Geometri Kitabının ilk sayfası.


★★★

Atatürk, öğrencilik yıllarında matematiğe merak salmıştı. Bir gün rüştiyede Mustafa adlı matematik öğretmeni, “İkimizin adı da Mustafa... Bundan sonra senin adın Mustafa Kemal olsun” demişti. “Kemal”, olgun, ergin, yetkin, eksiksiz demekti. Bunlar, matematiksel düşünme biçimine sahip insanların nitelikleriydi. “Kemal” adı, Atatürk’ün “akılcı” ve “bilimsel” düşünce biçiminin ifadesi gibiydi. Sonraki yıllarda “Kemal” adının bir yansıması olarak Kurtuluş Savaşından “Kemalist Hareket”, Cumhuriyet Devriminden “Kemalist Devrim” diye söz edildi. -Atatürk’ün kendi ifadesiyle- rüştiyede başlayan matematik aşkı askeri idadide ve Harbiye’de devam etti. Önce Kurtuluş Savaşını örgütleyip zafere ulaştıran, sonra Cumhuriyet Devrimini gerçekleştiren “Kemalist Aklın” özünde matematik, geometri ve analitik düşünme becerisi vardı. Atatürk’ün “En hakiki mürşit ilimdir, fendir” sözü bunun eseriydi.

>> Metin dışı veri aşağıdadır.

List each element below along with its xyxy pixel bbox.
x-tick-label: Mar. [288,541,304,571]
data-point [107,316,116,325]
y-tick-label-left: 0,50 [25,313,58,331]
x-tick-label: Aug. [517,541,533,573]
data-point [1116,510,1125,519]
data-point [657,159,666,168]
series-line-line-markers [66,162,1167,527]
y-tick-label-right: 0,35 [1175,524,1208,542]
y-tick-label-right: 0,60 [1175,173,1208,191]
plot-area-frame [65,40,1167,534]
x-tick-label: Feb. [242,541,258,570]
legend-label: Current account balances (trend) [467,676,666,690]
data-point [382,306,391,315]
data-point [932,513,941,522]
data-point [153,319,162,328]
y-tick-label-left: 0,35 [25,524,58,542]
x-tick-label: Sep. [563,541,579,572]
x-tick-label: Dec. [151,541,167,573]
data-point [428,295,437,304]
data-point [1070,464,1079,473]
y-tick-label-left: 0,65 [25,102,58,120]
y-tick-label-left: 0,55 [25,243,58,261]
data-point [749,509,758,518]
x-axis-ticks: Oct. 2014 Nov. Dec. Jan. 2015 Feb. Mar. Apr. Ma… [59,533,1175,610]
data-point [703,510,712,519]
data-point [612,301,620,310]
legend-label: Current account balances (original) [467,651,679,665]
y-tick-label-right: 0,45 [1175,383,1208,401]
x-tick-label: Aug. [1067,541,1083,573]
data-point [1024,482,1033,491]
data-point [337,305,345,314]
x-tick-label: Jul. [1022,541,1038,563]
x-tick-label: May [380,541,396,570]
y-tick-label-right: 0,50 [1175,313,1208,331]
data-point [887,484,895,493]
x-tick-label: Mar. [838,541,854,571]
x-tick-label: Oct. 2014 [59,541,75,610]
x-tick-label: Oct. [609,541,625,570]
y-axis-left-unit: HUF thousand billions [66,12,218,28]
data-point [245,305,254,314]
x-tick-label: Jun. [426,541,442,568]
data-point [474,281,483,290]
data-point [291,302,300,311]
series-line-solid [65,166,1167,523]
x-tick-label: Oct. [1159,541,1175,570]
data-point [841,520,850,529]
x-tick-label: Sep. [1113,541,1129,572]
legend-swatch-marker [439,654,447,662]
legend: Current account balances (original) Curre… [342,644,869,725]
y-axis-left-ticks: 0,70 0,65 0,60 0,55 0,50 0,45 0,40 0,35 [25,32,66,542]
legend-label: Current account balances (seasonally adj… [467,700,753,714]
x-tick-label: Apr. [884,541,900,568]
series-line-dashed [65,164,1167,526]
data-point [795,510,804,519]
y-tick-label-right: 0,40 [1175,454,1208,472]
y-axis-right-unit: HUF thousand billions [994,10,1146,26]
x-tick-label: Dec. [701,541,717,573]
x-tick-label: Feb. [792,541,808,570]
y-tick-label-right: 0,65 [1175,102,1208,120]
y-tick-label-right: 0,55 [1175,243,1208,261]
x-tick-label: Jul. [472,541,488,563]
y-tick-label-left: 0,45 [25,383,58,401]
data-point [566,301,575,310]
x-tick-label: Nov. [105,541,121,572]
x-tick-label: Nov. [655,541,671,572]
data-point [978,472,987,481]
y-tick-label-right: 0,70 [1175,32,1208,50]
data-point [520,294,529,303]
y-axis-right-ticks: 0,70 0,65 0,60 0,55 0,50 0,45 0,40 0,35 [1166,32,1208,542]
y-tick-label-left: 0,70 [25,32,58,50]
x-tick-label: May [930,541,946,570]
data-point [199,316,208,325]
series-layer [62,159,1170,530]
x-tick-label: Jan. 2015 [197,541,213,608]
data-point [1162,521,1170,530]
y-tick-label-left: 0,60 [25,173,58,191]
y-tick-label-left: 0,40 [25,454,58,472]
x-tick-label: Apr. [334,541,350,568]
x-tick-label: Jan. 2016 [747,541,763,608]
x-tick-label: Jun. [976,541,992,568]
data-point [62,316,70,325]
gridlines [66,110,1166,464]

Atatürk’ün Geometri Kitabı, matematiği ve geometriyi Türkçe ifade etme,Türkçe analitik düşünme ve yazma, Türkçeyi bilim dili yapma girişimidir.

Gerçek şu ki, Atatürk’ün kurtardığı vatanda, Atatürk’ün kurduğu ülkede, Atatürk’ün kabul ettiği harflerle yazıyor, Atatürk’ün türettiği matematik ve geometri terimleriyle hesap yapıyoruz.